Jack Frost 2: Revenge of the Mutant Killer Snowman (2000)
Director: Michael Cooney
Stars: Christopher Allport, Eileen Seeley, Scott MacDonald
So you thought the shower raping killer snowman was gone? WRONG! It seems the goverment can't leave shit well enough alone and dig up the antifreeze containing our watery villain. Some dipshit spills coffe on him and for some fucking reason, he returns to kill.
The Sheriff from the first movie is going on vacation with his wife, his pal Joe, and his annoying to the 13th degree soon to be wife. They arrive at a tropical island but having loser radar, ol' Jack finds his way to the island as well.
I have to admit something...I've never seen the first Jack Frost. It's not that I've never had the chance...it's just I try to avoid movies that everyone else gush on about (even for how bad it is). I mean, yeah, I liked the Room but Birdemic was a boring piece of shit and was hard to sit through even with the Rifftrax commentary.

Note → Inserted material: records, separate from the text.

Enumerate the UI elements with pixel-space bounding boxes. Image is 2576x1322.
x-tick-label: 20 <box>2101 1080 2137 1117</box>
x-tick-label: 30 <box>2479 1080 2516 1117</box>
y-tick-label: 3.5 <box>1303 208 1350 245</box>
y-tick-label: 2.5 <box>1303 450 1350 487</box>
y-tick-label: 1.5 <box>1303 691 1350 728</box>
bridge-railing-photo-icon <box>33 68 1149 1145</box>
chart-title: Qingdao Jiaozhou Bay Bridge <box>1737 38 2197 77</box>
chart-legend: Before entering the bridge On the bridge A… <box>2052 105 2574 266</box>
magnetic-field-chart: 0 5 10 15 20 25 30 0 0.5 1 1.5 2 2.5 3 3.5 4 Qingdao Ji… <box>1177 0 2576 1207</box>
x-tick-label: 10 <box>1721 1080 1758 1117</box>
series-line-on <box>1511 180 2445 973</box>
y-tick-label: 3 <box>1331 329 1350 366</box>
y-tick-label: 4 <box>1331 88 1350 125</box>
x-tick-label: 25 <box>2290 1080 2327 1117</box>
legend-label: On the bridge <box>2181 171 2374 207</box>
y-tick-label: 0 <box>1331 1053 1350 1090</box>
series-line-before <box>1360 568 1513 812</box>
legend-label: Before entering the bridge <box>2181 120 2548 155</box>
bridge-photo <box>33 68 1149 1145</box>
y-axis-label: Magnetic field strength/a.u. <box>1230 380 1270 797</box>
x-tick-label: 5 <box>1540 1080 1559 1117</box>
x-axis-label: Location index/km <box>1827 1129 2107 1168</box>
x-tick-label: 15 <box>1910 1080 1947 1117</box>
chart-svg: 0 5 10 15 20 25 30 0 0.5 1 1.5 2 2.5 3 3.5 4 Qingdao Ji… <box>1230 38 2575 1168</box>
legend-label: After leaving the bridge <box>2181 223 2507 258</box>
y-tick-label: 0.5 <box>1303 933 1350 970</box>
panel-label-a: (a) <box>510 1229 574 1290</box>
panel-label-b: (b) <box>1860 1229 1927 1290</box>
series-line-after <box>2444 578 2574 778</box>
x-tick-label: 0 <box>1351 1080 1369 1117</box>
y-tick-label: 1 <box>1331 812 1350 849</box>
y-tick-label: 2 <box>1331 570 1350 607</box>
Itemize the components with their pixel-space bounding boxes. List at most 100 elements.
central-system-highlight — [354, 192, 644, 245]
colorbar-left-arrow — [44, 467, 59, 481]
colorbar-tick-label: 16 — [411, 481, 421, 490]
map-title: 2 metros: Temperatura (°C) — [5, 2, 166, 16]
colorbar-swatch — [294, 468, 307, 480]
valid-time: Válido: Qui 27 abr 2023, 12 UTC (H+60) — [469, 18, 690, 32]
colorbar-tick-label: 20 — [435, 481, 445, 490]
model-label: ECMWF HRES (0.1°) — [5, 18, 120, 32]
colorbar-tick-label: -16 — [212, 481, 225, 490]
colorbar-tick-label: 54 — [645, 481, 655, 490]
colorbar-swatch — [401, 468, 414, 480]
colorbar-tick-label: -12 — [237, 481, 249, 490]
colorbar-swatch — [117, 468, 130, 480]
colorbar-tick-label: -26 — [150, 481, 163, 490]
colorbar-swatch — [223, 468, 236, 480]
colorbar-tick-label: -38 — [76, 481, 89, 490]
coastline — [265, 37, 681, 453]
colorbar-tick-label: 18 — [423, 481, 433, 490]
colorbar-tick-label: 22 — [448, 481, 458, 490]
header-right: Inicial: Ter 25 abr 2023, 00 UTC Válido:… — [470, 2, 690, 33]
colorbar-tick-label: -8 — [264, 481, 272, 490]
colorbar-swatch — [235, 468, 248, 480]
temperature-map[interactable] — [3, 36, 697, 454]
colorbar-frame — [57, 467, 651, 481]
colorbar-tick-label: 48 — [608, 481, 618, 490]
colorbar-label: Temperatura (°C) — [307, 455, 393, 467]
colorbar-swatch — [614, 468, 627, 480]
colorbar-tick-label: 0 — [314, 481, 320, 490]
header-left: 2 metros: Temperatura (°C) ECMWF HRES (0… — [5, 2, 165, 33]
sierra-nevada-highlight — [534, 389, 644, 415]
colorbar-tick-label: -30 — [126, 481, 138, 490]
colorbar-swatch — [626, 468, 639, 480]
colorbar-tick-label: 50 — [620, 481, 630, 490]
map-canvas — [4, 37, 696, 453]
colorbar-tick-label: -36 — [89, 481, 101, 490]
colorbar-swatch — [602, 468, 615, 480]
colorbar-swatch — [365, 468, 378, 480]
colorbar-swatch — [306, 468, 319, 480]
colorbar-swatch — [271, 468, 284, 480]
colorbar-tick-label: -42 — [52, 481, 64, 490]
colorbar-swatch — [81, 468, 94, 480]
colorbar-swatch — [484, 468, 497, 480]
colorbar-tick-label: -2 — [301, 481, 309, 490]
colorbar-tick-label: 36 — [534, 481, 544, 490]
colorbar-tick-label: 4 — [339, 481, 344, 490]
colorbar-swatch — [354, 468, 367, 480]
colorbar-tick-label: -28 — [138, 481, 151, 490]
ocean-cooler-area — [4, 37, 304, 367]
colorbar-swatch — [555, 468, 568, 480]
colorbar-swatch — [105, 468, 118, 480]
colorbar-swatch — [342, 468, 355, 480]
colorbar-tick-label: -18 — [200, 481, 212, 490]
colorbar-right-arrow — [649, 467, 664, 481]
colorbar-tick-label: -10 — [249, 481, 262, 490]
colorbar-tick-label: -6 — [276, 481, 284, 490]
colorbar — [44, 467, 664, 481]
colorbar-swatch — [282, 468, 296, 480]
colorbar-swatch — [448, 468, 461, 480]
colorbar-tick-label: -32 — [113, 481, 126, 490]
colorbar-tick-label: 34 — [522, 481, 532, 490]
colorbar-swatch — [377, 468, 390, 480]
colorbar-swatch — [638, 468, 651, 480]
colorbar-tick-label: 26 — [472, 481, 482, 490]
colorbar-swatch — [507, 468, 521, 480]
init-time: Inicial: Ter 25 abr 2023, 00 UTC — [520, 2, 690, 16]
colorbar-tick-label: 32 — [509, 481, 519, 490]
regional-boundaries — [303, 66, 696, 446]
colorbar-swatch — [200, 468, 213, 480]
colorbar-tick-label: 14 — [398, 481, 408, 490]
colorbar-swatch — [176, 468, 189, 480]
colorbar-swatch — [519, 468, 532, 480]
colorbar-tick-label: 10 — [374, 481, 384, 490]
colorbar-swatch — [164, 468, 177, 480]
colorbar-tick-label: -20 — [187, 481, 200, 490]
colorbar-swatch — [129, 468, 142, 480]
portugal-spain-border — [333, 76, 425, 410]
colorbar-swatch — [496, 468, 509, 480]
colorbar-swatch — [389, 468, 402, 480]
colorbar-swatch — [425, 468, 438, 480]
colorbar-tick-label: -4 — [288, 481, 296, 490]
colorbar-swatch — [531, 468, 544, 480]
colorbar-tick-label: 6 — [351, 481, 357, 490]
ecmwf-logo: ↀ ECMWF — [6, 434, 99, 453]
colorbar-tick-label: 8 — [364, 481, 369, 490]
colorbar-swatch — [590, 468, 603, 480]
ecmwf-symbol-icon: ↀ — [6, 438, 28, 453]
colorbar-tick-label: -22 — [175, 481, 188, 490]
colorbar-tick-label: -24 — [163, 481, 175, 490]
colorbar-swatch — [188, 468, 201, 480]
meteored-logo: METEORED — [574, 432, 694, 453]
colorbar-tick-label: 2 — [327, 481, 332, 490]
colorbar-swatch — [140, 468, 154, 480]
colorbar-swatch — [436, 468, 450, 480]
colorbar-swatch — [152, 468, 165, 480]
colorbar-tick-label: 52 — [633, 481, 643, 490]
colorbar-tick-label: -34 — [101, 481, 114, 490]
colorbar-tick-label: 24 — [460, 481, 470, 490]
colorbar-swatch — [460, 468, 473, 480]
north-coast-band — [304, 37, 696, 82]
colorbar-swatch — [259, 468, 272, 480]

So when I saw the trailer for this on youtube, I thought "why the hell not". Then I thought "I wonder if I'm the only person who enjoys Bac-os on their own". Then my wife tells me to shut up because I've been saying that shit out loud instead of thinking.
Six Things I've Learned from Jack Frost 2
1. If you work at a place where the owner wears a safai suit 24/7, the security guy looks like a chubby Snake Plisken, and your coworker is Captain Fun, I'd look for the nearest icicle to impale myself on.
2. I have to reluctantly admit, this is a pretty fun movie. It doesn't take itself seriously, and it doesn't beat you over the head with jokes aimed at people with the IQ of a 3 week dead squid. The ice cube to the nipples scene is a real highlight for horror comedy that actually works.
3. I'm always amused when there are nude scenes in a film and they go out of their way to cut out any of the lower nudity. I'm sure it's because the actress doesn't want her golden vagina to be on display, but I like to imagine that the director was morally against showing it. " Bare breasts are fine, but I will NOT sully the good name of Jack Frost with the showing of baby incubators!"
4. I could tell this was set at Christmas because when the resort bus unloaded, I counted four main morons, three dumb bimbos, two stupid jocks, and a gay man stereotype.
5. Dear God was seeing Captain Fun get an icicle in the face one of life's simple pleasures. I rewound and watched that scene a good 15-20 times. I...have issues.
6. On a tragically sad but morbidly funny note, star Christopher Allport was killed in 2008...by an avalanche. Yes, lots of snow. I'm not always the best judge of it, but I "think" that might go in the irony files.